Bungaree: The First Australian is an exhibition of commissioned artworks by fifteen emerging and established contemporary NSW Aboriginal artists to acknowledge and critically re-interpret the story of Bungaree (1775-1830). Prominent curator Djon Mundine tasked the artists to investigate and establish a dialogue with one of colonial Australia’s most enigmatic and misunderstood figures, a Garigal man from Broken Bay who, in circumnavigating the content with Mathew Flinders (1802-03) was coined “the first Australian”. Nearly two centuries after Bungaree etched himself into the Australian consciousness, Mosman Art Gallery hosts a groundbreaking show seeking to uncover the man dotted in myth.
There are eighteen colonial portraits depicting Bungaree, making him the most painted figure in Sydney at the time, yet there has been no portrayal from an indigenous perspective – until now. Previous depictions (some politically and racially charged), from Pavel Nikolaevich Mikhailov (1786-1840) to Charles Rodius (1802-1860), have provided an immense source of information and influence for the exhibiting artists. In the words of artist Danie Mellor, “because your dealing with mostly historical accounts, there are elements of his character that remain quite enigmatic.” His distinctive military and naval outfits, alongside his gift for humour and mimicry, made him a popular subject for portrait painters. This is evident in Warwick Keen’s print, The many faces of Bungaree, taking the Warhol-esque multiple to Mikhailov’s drawing – eighteen powerful yet aesthetically contrasting portraits illuminate the way historical records are susceptible to manipulation.
[LEFT] Warwick Keen, The many faces of Bungaree. 2012.
[TOP RIGHT] Pavel Nikolaevich Mikhailov, Bungaree, 1820.
[BOTTOM RIGHT] Charles Rodius, King Bungaree, 1829.
The opening night, (Saturday, September 1), provided a positive reflection of each parties commitment to the project and an overwhelming sense of community support. I entered passing the function room, where attendees gathered in force to enjoy a glass of wine before the speeches would commence. I would seize this chance to wander the gallery and encounter the works alone and uninhibited – returning for the speeches and smoking ceremony.
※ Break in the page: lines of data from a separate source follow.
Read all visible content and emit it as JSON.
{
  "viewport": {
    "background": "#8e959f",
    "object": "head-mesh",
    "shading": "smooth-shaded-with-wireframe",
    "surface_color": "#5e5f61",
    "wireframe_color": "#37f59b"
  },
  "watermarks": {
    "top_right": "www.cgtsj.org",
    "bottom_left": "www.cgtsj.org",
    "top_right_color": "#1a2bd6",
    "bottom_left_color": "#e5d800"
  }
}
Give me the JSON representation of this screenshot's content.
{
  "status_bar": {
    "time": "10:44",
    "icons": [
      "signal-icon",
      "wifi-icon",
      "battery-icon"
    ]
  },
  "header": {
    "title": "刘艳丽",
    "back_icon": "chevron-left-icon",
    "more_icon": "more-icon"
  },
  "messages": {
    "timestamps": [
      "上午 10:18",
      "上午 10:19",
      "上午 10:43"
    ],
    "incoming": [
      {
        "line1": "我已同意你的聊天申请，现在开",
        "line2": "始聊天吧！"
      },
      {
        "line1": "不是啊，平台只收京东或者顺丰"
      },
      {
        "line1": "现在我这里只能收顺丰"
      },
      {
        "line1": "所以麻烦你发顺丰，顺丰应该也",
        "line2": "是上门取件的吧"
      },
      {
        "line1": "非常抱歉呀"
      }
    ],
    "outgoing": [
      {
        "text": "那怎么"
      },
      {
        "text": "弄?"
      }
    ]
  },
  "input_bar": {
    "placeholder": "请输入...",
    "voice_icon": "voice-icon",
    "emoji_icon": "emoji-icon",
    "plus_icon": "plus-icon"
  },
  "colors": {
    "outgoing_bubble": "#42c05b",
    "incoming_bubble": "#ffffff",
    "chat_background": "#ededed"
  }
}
The success of Bungaree: the First Australian undoubtedly rests within the range of unique interpretations – featuring artworks by Frances Belle Parker, Mervyn Bishop, Gordon Syron and Fiona Foley (among other notable inclusions). Nonetheless, my encounters with the work of Daniel Boyd and Danie Mellor held particular resonance. Boyd’s untitled video works delve into a visual experience that melds both figure and landscape. The meteoric movements of luminous dots allow the viewer to see the dark matter surrounding cultural objects, removing the predetermined consequences of a western viewpoint, Boyd stresses the viewer sees the complete cultural aesthetic.
Daniel Boyd, Untitled, 2012. HD Video.
Danie Mellor, Tempting Fruit (the peaches of Georges Heights), 2012.
Danie Mellor’s Tempting Fruit (the peaches of Georges Heights) proved both popular and thought provoking for many. Mellor illuminates the tropes of classical pictorial language – vanitas still life and the fruits of labour. The work shows Bungaree and his family in a surreal landscape of produce, which the artist describes as, “symbolic of the overwhelming importance that settler culture placed on the need to cultivate, propagate and transform the countries and territories of the First People."
One of the more unexpected elements this show provided was an unusual sense of empathy and clarity toward the life and story of Bungaree. Each of the fifteen artists have returned Bungaree to a point of centrality; a dot in a visual spectrum that has come to represent an understanding of this colonial narrative within twenty-first-century Indigenous experience.